KABUL, Afghanistan -- The United Nations has encouraged some nonessential staff to leave Afghanistan because of security concerns ahead of Sept. 18 parliamentary elections, and the government warned aid workers Sunday that they were likely targets following a string of assaults on foreigners.

Insurgents this weekend launched a spate of attacks that killed a district police chief, seven officers, an election candidate and three others, officials said. More than 1,100 people have been killed in the past six months.

The candidate, Habibullah Jan, died after stepping on a land mine outside his home, a provincial official said. He was the second candidate in two days to die violently.


* RIYADH, Saudi Arabia -- Police fought running gun battles with suspected al Qaeda members in an eastern Saudi Arabian city, a Saudi official said. Two gunmen and a police officer were killed.


* HAVANA -- Cuban President Fidel Castro held a televised meeting with about 1,500 doctors equipped with medical supplies, in hopes of persuading the Bush administration to allow them to treat victims of Hurricane Katrina. Castro said the United States had not responded to his offer to send medical workers and 26 tons of supplies to the devastated U.S. Gulf Coast.


* PARIS -- President Jacques Chirac is in good health after spending the weekend in a Paris hospital with a blood vessel problem, doctors said. Chirac, 72, was hospitalized Friday following what his aides described as a "vascular accident" affecting his vision and accompanied by migraines.

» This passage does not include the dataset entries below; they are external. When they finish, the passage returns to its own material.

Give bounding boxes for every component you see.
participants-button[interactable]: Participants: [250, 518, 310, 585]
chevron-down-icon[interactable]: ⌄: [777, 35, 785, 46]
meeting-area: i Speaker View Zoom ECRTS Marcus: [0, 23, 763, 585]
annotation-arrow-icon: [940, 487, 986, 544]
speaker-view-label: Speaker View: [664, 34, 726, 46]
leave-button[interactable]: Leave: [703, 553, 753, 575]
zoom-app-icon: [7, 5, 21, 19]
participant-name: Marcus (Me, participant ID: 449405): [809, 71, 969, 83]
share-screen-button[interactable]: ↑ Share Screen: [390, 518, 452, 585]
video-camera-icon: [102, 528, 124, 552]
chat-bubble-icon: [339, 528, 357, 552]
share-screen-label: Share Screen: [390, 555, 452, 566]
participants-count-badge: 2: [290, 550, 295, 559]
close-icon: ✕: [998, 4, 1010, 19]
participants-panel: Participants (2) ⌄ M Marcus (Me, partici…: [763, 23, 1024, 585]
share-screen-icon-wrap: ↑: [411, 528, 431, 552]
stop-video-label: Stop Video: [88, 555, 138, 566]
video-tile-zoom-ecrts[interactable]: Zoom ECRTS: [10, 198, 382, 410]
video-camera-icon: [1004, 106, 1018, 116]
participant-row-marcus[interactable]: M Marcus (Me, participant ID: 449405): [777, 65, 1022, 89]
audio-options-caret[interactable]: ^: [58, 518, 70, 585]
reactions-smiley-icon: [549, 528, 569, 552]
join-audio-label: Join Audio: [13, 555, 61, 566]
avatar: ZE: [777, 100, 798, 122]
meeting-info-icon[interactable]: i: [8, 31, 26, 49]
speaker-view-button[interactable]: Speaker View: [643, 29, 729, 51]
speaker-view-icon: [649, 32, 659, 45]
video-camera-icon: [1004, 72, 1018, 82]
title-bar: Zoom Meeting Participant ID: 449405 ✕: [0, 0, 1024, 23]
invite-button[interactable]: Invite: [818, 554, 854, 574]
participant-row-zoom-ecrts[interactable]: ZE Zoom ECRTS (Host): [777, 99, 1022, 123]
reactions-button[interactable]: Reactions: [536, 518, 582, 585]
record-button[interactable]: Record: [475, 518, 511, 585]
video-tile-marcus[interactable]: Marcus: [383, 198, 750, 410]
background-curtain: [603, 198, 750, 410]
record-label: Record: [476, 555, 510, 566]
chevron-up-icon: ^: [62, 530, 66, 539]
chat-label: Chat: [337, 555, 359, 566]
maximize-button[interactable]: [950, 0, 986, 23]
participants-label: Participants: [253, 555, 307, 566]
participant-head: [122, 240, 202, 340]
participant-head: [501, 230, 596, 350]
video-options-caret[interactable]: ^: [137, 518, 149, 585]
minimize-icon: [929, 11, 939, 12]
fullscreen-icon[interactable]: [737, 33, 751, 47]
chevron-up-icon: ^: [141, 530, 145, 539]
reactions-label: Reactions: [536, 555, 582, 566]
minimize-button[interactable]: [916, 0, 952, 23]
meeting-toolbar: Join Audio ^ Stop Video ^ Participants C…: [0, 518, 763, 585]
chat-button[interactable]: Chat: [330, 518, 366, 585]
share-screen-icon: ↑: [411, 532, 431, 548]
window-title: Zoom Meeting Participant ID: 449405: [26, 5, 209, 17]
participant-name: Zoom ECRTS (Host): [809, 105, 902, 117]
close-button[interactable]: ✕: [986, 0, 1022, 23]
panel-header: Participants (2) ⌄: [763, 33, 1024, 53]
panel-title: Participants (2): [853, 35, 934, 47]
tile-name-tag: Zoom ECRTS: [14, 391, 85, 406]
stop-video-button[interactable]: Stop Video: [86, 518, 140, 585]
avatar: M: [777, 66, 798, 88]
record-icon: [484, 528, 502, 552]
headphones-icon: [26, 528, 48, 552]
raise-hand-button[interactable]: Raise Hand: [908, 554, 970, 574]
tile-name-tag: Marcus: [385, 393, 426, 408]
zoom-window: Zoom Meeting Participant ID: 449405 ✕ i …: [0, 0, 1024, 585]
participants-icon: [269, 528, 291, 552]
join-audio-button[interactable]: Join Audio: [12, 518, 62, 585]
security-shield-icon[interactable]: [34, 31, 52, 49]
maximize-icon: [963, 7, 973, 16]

* MOGADISHU, Somalia -- Dozens of Asian fisherman and their three vessels are being held hostage in Somalia by pirates who have demanded a $1.5 million ransom, Taiwan's Foreign Ministry said. Somali gunmen on Friday threatened to start killing one hostage a day if the ransom was not paid.

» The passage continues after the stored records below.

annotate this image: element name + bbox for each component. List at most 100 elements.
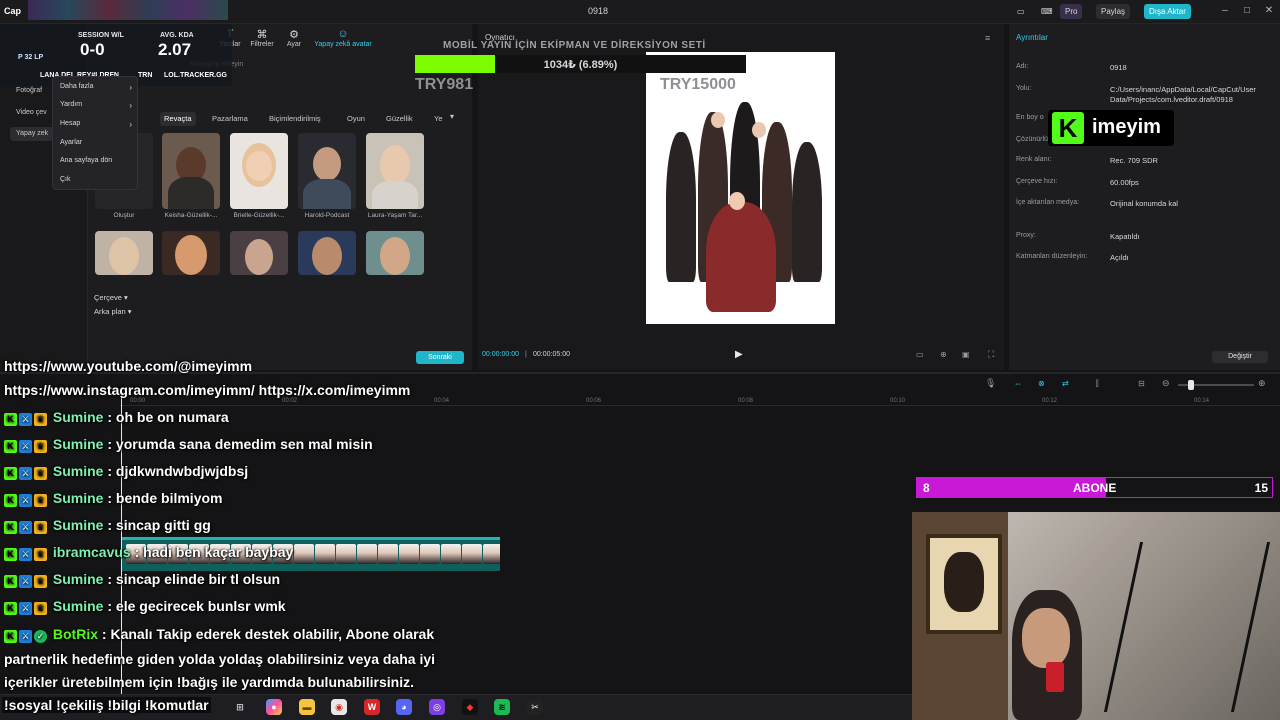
menu-item-more[interactable]: Daha fazla › bbox=[60, 83, 132, 92]
moderator-badge-icon: ⚔ bbox=[19, 440, 32, 454]
detail-label: Çerçeve hızı: bbox=[1016, 178, 1058, 185]
tab-formatted[interactable]: Biçimlendirilmiş bbox=[265, 112, 325, 126]
minimize-icon[interactable]: – bbox=[1218, 4, 1232, 18]
close-icon[interactable]: ✕ bbox=[1262, 4, 1276, 18]
link-icon[interactable]: ⇔ bbox=[1014, 379, 1022, 388]
avatar-card[interactable] bbox=[230, 133, 288, 209]
tab-beauty[interactable]: Güzellik bbox=[382, 112, 417, 126]
tab-label: Biçimlendirilmiş bbox=[269, 114, 321, 123]
change-button[interactable]: Değiştir bbox=[1212, 351, 1268, 363]
microphone-icon[interactable]: 🎙 bbox=[985, 378, 996, 389]
shortcut-icon[interactable]: ⌨ bbox=[1036, 4, 1058, 19]
tab-game[interactable]: Oyun bbox=[343, 112, 369, 126]
discord-icon[interactable]: ◕ bbox=[396, 699, 412, 715]
play-icon[interactable]: ▶ bbox=[735, 349, 743, 360]
menu-icon[interactable]: ≡ bbox=[985, 33, 990, 43]
fullscreen-icon[interactable]: ⛶ bbox=[988, 349, 994, 360]
chrome-icon[interactable]: ◉ bbox=[331, 699, 347, 715]
tab-marketing[interactable]: Pazarlama bbox=[208, 112, 252, 126]
chat-message: : sincap gitti gg bbox=[107, 517, 211, 533]
clip-thumbnail bbox=[357, 544, 377, 564]
menu-item-help[interactable]: Yardım › bbox=[60, 101, 132, 110]
tool-adjust[interactable]: ⚙ Ayar bbox=[274, 28, 314, 48]
chevron-down-icon[interactable]: ▾ bbox=[450, 112, 454, 121]
webcam-face bbox=[1022, 608, 1070, 668]
spotify-icon[interactable]: ≋ bbox=[494, 699, 510, 715]
quality-icon[interactable]: ▣ bbox=[962, 350, 970, 359]
tab-trending[interactable]: Revaçta bbox=[160, 112, 196, 126]
next-label: Sonraki bbox=[428, 354, 452, 361]
tool-label: Filtreler bbox=[250, 41, 274, 48]
frame-dropdown[interactable]: Çerçeve ▾ bbox=[94, 293, 128, 302]
tool-ai-avatar[interactable]: ☺ Yapay zekâ avatar bbox=[312, 28, 374, 48]
avatar-card[interactable] bbox=[162, 133, 220, 209]
avatar-card[interactable] bbox=[230, 231, 288, 275]
chat-badges: K ⚔ ♛ bbox=[4, 410, 49, 427]
time-total: 00:00:05:00 bbox=[533, 351, 570, 358]
avatar-card[interactable] bbox=[366, 133, 424, 209]
copilot-icon[interactable]: ● bbox=[266, 699, 282, 715]
menu-item-account[interactable]: Hesap › bbox=[60, 120, 132, 129]
app-name: Cap bbox=[4, 6, 22, 16]
game-client-icon[interactable]: ◆ bbox=[462, 699, 478, 715]
layout-icon[interactable]: ▭ bbox=[1012, 4, 1030, 19]
maximize-icon[interactable]: □ bbox=[1240, 4, 1254, 18]
chat-message: : djdkwndwbdjwjdbsj bbox=[107, 463, 249, 479]
avatar-card[interactable] bbox=[298, 231, 356, 275]
preview-axis-icon[interactable]: ⊟ bbox=[1138, 379, 1145, 388]
tracker-label: LOL.TRACKER.GG bbox=[164, 72, 227, 79]
zoom-out-icon[interactable]: ⊖ bbox=[1162, 378, 1170, 389]
zoom-icon[interactable]: ⊕ bbox=[940, 350, 947, 359]
goal-progress-text: 1034₺ (6.89%) bbox=[543, 59, 618, 71]
zoom-slider-handle[interactable] bbox=[1188, 380, 1194, 390]
kick-badge-icon: K bbox=[4, 575, 17, 589]
session-value: 0-0 bbox=[80, 40, 105, 59]
folder-icon[interactable]: ▬ bbox=[299, 699, 315, 715]
avatar-card[interactable] bbox=[162, 231, 220, 275]
background-dropdown[interactable]: Arka plan ▾ bbox=[94, 307, 132, 316]
share-label: Paylaş bbox=[1101, 7, 1126, 16]
wps-icon[interactable]: W bbox=[364, 699, 380, 715]
split-icon[interactable]: ⫿ bbox=[1096, 379, 1099, 389]
preview-face bbox=[710, 112, 725, 128]
menu-item-exit[interactable]: Çık bbox=[60, 176, 132, 183]
avatar-face bbox=[380, 237, 410, 275]
kick-badge-icon: K bbox=[4, 440, 17, 454]
clip-thumbnail bbox=[294, 544, 314, 564]
avatar-card[interactable] bbox=[95, 231, 153, 275]
pro-button[interactable]: Pro bbox=[1060, 4, 1083, 19]
avatar-face bbox=[109, 237, 139, 275]
crown-badge-icon: ♛ bbox=[34, 521, 47, 535]
obs-icon[interactable]: ◎ bbox=[429, 699, 445, 715]
zoom-in-icon[interactable]: ⊕ bbox=[1258, 378, 1266, 389]
subscriber-label: ABONE bbox=[1073, 481, 1117, 495]
chat-badges: K ⚔ ♛ bbox=[4, 491, 49, 508]
tab-more[interactable]: Ye bbox=[430, 112, 447, 126]
ratio-icon[interactable]: ▭ bbox=[916, 350, 924, 359]
snap-icon[interactable]: ⇄ bbox=[1062, 379, 1069, 388]
menu-item-settings[interactable]: Ayarlar bbox=[60, 139, 132, 146]
background-label: Arka plan bbox=[94, 307, 126, 316]
avatar-label: Laura-Yaşam Tar... bbox=[367, 212, 423, 219]
chat-row: K ⚔ ♛ Sumine : oh be on numara bbox=[4, 409, 229, 431]
task-view-icon[interactable]: ⊞ bbox=[232, 699, 248, 715]
kick-badge-icon: K bbox=[4, 413, 17, 427]
goal-banner: MOBİL YAYIN İÇİN EKİPMAN VE DİREKSİYON S… bbox=[443, 40, 706, 51]
detail-label: Yolu: bbox=[1016, 85, 1032, 92]
export-button[interactable]: Dışa Aktar bbox=[1144, 4, 1191, 19]
moderator-badge-icon: ⚔ bbox=[19, 575, 32, 589]
capcut-icon[interactable]: ✂ bbox=[527, 699, 543, 715]
kick-badge-icon: K bbox=[4, 494, 17, 508]
chevron-right-icon: › bbox=[129, 101, 132, 110]
sidebar-item-label: Fotoğraf bbox=[16, 87, 43, 94]
magnet-icon[interactable]: ⊗ bbox=[1038, 379, 1045, 388]
share-button[interactable]: Paylaş bbox=[1096, 4, 1131, 19]
chat-username: Sumine bbox=[52, 598, 104, 614]
menu-item-home[interactable]: Ana sayfaya dön bbox=[60, 157, 132, 164]
avatar-card[interactable] bbox=[298, 133, 356, 209]
detail-label: Adı: bbox=[1016, 63, 1029, 70]
avatar-card[interactable] bbox=[366, 231, 424, 275]
avatar-body bbox=[168, 177, 214, 209]
next-button[interactable]: Sonraki bbox=[416, 351, 464, 364]
details-title: Ayrıntılar bbox=[1016, 33, 1048, 42]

Another ship, carrying food aid to tsunami victims in Somalia, which has been without effective government control since 1991, has been held by gunmen since late June.

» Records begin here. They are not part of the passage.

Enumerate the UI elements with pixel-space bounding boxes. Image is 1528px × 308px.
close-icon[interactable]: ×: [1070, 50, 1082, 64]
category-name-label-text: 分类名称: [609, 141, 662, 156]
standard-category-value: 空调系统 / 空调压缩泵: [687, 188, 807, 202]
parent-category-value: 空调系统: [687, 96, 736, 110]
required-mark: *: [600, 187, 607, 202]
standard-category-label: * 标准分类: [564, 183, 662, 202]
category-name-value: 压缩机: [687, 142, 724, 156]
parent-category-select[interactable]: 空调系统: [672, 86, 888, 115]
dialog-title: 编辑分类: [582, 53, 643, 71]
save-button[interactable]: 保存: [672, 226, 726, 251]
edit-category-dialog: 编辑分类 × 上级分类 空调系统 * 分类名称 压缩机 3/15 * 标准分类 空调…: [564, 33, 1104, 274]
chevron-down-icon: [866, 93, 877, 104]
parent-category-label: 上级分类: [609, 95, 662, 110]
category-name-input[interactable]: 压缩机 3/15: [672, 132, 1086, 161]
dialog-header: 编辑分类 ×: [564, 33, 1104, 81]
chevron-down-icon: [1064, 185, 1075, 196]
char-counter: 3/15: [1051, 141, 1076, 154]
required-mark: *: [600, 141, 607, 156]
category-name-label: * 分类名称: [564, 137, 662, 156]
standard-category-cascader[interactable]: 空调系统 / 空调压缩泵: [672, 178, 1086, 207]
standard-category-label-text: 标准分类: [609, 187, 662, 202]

* CALCUTTA -- Communist rebels set off a land mine under a security vehicle, killing at least 23 policemen and a civilian in the central Indian state of Chattisgarh, officials said. Three policemen were wounded in the blast, one critically.

* SYDNEY -- Poisonous and ugly, Australia's cane toads are also suckers for nightlife.

Researchers looking for ways to eradicate the toxic toads, introduced from Hawaii in 1935 and now an environmental menace, have found a way to trap them using ultraviolet black lights. The pests have spread by the millions across Australia's tropical north.

Cane toads, some as big as dinner plates, can kill crocodiles and wild dogs with their hallucinogenic venom.